LRRK2 protein is large and complex, with a central kinase domain and several other motifs, including a Ras of complex (Roc) GTPase domain, a C-terminal of Roc (COR) domain, a leucine-rich repeat, an ankyrin repeat region, and a WD40 domain. The most prevalent PD-related LRRK2 amino acid substitution, G2019S, falls within the kinase domain. However, the kinase domain is not the only pathogenic target: mapped pathogenic mutations in familial PD8 fall into most of the multiple enzymatic and protein-interaction domains. (See Mata, et al., 2006, for a schematic of LRRK2 domain structure with positions of described mutations.)
LRRK2 is a large protein with a central kinase domain and several other motifs, including a Ras of complex (Roc) GTPase domain, a C-terminal of Roc (COR) domain, a leucine-rich repeat, an ankyrin repeat region, and a WD40 domain. Many PD-related mutations in the LRRK2 gene have been mapped and are found to be distributed in almost all domains of the protein; those confirmed as segregating in characterized families are found in the kinase, Roc and COR domains. The most common mutant form, G2019S, is within the kinase domain and has been shown to have hyperkinase activity.

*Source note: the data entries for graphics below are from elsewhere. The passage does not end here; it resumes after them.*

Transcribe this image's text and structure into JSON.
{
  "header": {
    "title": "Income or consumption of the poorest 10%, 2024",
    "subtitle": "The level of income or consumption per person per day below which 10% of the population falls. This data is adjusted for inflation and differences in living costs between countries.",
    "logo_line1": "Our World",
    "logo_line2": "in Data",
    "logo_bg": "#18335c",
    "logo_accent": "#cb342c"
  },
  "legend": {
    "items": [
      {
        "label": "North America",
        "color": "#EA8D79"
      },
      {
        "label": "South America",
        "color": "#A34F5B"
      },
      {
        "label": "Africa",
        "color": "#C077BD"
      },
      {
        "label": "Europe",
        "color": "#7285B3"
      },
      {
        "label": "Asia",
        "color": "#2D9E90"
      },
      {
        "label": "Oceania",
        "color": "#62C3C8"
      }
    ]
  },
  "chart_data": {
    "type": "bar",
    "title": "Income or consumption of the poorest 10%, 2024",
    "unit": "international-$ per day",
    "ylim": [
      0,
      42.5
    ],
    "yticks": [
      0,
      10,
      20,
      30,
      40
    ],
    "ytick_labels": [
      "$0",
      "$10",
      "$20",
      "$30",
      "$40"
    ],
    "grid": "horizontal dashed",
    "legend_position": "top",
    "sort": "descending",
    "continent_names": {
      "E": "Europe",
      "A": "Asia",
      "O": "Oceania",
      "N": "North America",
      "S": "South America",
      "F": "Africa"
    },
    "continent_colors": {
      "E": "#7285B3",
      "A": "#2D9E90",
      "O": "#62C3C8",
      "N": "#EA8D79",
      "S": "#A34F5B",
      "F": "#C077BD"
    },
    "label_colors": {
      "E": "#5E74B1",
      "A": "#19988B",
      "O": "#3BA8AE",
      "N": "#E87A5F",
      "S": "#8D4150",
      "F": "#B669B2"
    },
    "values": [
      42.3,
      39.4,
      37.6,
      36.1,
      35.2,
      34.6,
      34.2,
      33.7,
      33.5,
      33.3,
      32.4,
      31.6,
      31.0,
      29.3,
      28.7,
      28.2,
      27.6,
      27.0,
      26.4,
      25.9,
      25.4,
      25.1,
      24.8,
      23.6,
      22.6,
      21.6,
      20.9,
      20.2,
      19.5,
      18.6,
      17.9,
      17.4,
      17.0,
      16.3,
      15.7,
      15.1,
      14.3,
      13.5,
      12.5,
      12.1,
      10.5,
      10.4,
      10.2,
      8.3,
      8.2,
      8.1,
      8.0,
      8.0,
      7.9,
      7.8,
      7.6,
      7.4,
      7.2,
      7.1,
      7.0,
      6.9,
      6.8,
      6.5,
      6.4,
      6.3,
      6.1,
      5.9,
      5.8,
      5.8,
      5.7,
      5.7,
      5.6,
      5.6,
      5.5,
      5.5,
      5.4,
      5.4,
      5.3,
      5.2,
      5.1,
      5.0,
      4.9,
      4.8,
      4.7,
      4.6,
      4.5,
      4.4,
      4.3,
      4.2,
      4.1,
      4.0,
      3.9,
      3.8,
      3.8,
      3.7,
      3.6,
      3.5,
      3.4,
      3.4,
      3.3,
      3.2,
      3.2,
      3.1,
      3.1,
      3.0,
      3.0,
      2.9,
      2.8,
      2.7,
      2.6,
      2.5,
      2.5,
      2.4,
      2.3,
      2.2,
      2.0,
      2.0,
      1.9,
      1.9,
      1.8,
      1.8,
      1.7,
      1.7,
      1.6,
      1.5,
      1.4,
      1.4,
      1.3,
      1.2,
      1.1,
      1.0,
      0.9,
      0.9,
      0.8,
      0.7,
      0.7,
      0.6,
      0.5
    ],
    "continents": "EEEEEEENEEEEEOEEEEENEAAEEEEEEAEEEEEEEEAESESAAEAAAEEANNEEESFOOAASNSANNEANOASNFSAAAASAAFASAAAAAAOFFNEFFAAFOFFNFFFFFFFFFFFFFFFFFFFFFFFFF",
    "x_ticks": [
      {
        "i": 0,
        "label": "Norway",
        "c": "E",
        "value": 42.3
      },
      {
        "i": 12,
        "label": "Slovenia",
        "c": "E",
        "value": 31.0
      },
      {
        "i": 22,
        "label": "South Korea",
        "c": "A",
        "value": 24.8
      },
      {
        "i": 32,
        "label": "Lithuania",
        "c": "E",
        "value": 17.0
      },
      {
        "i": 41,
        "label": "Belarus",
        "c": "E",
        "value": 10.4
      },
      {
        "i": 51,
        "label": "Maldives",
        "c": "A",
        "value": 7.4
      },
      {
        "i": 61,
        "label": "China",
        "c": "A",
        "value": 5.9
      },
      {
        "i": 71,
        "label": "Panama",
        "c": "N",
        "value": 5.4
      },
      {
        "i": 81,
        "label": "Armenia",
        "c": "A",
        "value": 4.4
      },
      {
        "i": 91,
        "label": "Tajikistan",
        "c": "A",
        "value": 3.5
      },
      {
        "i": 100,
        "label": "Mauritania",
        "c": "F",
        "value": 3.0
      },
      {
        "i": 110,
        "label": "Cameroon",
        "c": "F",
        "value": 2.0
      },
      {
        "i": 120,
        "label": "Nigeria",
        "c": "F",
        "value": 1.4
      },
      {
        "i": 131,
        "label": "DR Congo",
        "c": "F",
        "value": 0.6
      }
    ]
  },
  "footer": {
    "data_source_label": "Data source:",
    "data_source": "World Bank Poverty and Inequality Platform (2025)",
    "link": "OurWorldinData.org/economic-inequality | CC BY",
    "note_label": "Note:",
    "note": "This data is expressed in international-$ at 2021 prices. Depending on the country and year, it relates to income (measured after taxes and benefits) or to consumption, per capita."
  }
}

The endocytic membrane-trafficking pathway and disruption of synaptic vesicle endocytosis appear to play major roles in the risk of Parkinson disease. A substantial amount of genetic variation in PD and parkinsonism has been associated with vesicle trafficking via endosomal gene alterations. (Bandres-Ciga et al., 2019, pubmed:30675927; Nguyen et al., 2019, pubmed:30509690). Relevant genes include DNAJC6 (see FBhh0000594, FBhh0000593), SYNJ1 (see FBhh0000626), GAK (see FBhh0000593) and SH3GL2, which are linked to clathrin-coated vesicles, and VPS35 (see FBhh0000030) and DNAJC13 (see FBhh0001155), which participate in recycling components from the endosomes to the Golgi. In addition, LRRK2 (see FBhh0000011) and PLA2G6 (see FBhh0000243, FBhh0000232) have been shown to interact with genes involved in endocytic membrane trafficking.
LRRK2 is a member of the leucine-rich repeat kinase family. Pharmacologic inhibitors of LRRK2 kinase activity are protective in mouse models of LRRK2-induced neurodegeneration (Lee et al., 2010, pubmed:20729864). The LRRK2 gene encodes a large protein with 5 putative functional domains: an N-terminal leucine-rich repeat (LRR) domain, a Roc (Ras of complex protein) domain that shares sequence homology to the Ras-related GTPase superfamily, a COR (C-terminal of Roc) domain, a mitogen-activated protein kinase kinase kinase (MAPKKK) domain, and a C-terminal WD40 repeat domain (summary by Gandhi et al., 2008, pubmed:18214993). [from MIM:609007; 2015.02.16]
Many to one: 2 human to 1 Drosophila; the human genes are LRRK2 and LRRK1.
Moderate-scoring ortholog of human LRRK2 and LRRK1 (1 Drosophila to 2 human); Dmel\Lrrk shares 22-23% identity and 36-38% similarity with the human genes.